Après son succès en France, le second roman de l’écrivaine franco-marocaine, Leïla Bahsaïn “La théorie des aubergines”, sera bientôt disponible dans les librairies de Rabat.

“Je ne veux être ni origine ni peau ni sexe. Juste être moi-même. Je suis libre d’être de partout. Ni racine étouffée ni aile brisée. Non ni racine ni aile, un être de mots et de sang dont le propre est de circuler et de renouveler,” lit-on dans la page 63 de ce roman, qui se lit avec aisance.

L’idée d’écrire de cette œuvre remonte à une expérience professionnelle qui remonte à 2013, lorsqu’elle était conseillère en réinsertion sociale, en France, a affirmé l’écrivaine dans un entretien téléphonique avec Article19.ma.

“Chez des personnes, j’ai découvert que derrière des apparences trompeuses; simple, modeste et fragile, se cache une grandeur humaine fascinante,” explique Leïla Bahsaïn. En fait, “ce roman est un hommage direct à ces personnes “ précise-t-elle.

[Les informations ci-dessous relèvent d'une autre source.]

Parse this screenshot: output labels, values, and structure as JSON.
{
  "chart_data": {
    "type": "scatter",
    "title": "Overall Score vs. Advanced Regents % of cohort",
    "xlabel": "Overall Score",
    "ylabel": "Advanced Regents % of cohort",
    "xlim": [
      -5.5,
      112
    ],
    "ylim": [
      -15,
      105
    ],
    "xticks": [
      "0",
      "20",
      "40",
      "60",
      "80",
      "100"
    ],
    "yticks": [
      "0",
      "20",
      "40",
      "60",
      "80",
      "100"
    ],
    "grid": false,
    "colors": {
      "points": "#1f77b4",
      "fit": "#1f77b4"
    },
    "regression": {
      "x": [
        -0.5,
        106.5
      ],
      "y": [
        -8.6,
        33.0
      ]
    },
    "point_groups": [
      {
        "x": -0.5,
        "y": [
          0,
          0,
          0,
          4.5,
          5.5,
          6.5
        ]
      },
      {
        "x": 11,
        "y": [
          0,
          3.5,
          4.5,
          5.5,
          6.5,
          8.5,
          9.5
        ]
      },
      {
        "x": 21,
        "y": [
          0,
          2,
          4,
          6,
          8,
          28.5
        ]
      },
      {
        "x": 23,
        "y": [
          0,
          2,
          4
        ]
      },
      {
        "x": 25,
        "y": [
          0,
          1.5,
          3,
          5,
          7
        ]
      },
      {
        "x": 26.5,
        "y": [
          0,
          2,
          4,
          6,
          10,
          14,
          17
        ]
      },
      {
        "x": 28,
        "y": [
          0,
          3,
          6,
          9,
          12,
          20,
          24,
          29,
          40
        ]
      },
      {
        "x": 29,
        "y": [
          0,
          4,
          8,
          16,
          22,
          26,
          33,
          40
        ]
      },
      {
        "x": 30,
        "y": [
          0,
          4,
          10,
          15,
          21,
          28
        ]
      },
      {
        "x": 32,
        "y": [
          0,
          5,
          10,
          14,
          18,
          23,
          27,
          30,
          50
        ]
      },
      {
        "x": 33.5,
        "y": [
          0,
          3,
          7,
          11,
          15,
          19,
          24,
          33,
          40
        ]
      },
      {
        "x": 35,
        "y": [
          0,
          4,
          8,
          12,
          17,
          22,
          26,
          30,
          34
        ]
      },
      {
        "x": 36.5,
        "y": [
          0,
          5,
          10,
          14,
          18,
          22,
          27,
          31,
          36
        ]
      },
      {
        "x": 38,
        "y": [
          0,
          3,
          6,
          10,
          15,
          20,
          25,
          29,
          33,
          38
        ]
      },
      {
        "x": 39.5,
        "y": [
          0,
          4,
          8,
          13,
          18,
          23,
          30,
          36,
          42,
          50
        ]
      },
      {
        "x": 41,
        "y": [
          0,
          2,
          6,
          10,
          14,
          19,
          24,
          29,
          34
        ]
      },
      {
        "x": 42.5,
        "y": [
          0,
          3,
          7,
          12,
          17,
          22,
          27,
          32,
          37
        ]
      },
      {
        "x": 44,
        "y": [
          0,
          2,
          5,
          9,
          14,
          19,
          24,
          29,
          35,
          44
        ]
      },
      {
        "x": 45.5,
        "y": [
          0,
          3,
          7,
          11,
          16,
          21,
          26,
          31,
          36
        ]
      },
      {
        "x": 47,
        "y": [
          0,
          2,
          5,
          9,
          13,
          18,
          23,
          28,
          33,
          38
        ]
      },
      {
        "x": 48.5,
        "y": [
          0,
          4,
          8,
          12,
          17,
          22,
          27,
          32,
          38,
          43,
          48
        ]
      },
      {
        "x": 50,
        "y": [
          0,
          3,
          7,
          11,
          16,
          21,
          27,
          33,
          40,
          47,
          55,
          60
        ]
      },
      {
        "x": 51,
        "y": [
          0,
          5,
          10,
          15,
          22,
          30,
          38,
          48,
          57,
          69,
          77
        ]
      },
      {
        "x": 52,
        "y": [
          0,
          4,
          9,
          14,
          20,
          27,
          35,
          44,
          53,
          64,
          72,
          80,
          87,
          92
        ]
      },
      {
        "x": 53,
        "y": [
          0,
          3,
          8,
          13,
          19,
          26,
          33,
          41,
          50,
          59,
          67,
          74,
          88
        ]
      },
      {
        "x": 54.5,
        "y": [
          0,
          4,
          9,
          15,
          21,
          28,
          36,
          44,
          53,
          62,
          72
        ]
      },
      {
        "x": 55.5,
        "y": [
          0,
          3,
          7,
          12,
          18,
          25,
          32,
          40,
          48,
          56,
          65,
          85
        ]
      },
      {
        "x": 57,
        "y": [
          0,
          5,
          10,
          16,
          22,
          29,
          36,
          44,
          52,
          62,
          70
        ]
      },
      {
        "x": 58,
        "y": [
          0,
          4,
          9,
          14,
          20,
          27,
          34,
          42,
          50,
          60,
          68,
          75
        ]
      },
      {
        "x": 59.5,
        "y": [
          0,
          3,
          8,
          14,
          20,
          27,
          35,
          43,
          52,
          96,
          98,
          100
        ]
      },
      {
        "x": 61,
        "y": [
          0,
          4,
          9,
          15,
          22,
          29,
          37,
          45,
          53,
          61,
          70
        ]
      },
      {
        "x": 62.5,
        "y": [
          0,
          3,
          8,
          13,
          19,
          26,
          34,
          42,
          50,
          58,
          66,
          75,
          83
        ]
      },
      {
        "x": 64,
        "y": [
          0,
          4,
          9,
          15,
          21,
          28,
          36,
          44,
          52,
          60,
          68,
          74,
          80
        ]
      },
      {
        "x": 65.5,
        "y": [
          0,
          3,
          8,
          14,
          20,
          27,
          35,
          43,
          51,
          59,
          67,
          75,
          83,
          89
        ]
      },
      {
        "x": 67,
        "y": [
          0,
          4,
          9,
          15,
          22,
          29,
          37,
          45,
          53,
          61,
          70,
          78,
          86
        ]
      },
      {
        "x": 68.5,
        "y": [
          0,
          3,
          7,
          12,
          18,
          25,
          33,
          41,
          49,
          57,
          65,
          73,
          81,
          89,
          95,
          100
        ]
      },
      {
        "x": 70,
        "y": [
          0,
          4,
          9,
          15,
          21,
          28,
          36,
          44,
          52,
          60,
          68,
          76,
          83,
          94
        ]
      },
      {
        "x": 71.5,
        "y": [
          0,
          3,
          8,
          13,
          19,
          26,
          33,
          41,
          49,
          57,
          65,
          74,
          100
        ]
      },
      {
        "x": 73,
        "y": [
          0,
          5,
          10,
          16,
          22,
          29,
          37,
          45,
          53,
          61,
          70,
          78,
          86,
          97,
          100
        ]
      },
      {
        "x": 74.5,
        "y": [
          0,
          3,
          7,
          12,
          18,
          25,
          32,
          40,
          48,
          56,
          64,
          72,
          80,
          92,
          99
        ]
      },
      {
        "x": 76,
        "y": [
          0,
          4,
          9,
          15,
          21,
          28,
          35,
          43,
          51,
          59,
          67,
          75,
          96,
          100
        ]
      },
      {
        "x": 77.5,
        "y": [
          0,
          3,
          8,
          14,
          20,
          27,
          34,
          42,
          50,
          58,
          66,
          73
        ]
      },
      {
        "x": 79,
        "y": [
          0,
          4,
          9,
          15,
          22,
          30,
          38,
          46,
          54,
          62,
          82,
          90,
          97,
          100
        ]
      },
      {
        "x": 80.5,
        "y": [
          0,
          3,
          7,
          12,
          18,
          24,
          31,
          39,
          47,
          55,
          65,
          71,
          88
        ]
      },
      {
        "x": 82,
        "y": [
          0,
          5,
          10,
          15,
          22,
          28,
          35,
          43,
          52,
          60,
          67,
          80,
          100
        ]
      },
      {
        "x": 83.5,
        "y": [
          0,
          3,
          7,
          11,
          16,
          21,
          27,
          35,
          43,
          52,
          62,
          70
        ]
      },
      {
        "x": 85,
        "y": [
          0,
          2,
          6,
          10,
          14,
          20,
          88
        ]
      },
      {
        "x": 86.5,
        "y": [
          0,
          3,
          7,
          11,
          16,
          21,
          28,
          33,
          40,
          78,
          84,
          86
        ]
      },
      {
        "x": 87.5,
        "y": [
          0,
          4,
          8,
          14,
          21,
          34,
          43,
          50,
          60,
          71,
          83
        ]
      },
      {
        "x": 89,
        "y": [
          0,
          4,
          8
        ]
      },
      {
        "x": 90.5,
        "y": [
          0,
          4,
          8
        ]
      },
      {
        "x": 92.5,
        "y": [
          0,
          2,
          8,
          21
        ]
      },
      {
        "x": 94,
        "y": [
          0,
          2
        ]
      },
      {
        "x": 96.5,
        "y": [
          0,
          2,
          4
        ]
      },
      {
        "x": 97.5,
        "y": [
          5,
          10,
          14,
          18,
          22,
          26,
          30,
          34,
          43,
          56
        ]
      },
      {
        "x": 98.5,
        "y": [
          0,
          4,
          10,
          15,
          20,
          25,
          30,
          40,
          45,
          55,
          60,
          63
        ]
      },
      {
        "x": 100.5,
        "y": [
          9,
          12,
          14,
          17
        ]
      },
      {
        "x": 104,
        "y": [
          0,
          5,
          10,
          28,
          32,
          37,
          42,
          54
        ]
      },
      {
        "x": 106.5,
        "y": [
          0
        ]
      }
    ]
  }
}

“La théorie des aubergines”, un titre attrayant et mystérieux en même temps pour le lecteur, il essaye cependant de refléter entraide et solidarité au sein d’une l’équipe venue de différents horizons.

+ “La Brigade”… +

Lorsque l’héroïne perd son poste de rédactrice dans une agence de publicité, elle est invitée par son ancien patron à rejoindre une entreprise d’insertion par la cuisine.

Le petit groupe de “brigadiers” se compose de personnes avec des caractères incompatibles, toutefois l’atmosphère est chaleureuse et sympathique, on retrouve : Véronique, l’infirmière en burn-out, Jean De, le grand timide, Gérald ou Gégé, un repris de justice, Johnny-Bryan, un altruiste opposé à l’idée même de travail, Ishtar, une demandeuse d’asile avec une personnalité bien trempée et Sam l’ambianceur, ce personnage attachant plein de joie.

Dès que nous entrons dans “La Cuisine”, on retrouve Achour, Chef de ce groupe hétérogène appelé “la brigade” qui mène d’une main de fer la petite équipe. L’un d’eux coupe l’aubergine en tranches et l’autre prépare les accompagnements, de sorte à former une chaîne. C’est dans ce petit espace que se retrouvent des personnages abusés par la vie. Ils doivent suivre un programme conçu pour les remettre sur pied et se réinsérer dans la société.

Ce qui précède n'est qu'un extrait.